We were able to provide medical care for about 800 patients by setting up different stations for: vital signs, patient history, general care, breast cancer screening, dental hygiene, hearing, cuts, worm infestation, diabetes, hypertension and cholesterol testing.
During this trip, I was allowed to conduct a study on smoking. At Upstate, I have been fortunate to gain experience working with the research team in the Cardiopulmonary and Critical Care Laboratory in the Department of Surgery headed by Gary Nieman. I have been assisting their research team in the investigation of the benefits of Airway Pressure Release Ventilation (APRV) for critically ill patients.

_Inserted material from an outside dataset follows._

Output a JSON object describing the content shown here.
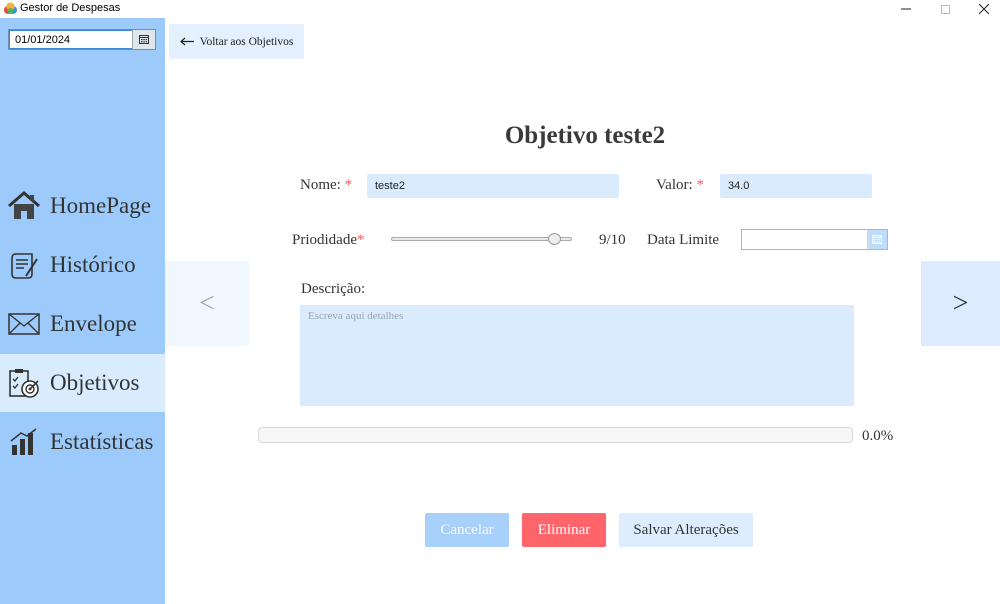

This experience has given me an excellent introduction to the skills, knowledge and attitudes needed for excellence in research. Beyond this, it has enhanced my interest to conduct research related to smoking and tobacco use.
The prevalence of smoking in Ghana is relatively low, but the country currently has no legislation to prevent smoking in public areas. Targeting this area may be an important preventive health measure to help the citizens avoid secondhand smoke exposure by restricting areas where smoking is allowed.
The study’s primary objective was to investigate how well-educated rural Ghanaians are about the detrimental effects of smoking. Prevalence of tobacco smoking and understanding of secondhand smoke was investigated as a secondary objective.
A questionnaire adapted and modified from the Global Tobacco Surveillance System was used with 240 subjects, 18 and older, living in four villages. Results have shown a significant lack of education and knowledge regarding the detrimental effects of smoking, highlighting the need for effective teaching and learning.
This experience has renewed my purpose as a future health professional to respond to the medical needs of those less fortunate. Although I was born in Haiti, I was glad to hear many in Ghana saying, “Welcome home, brother from another mother!” on my arrival to those villages with the understanding that my roots truly traced back to Africa.
I seek to continue my work through future research studies and personally assisting people in the poorest of countries so that they, too, may receive basic health care services.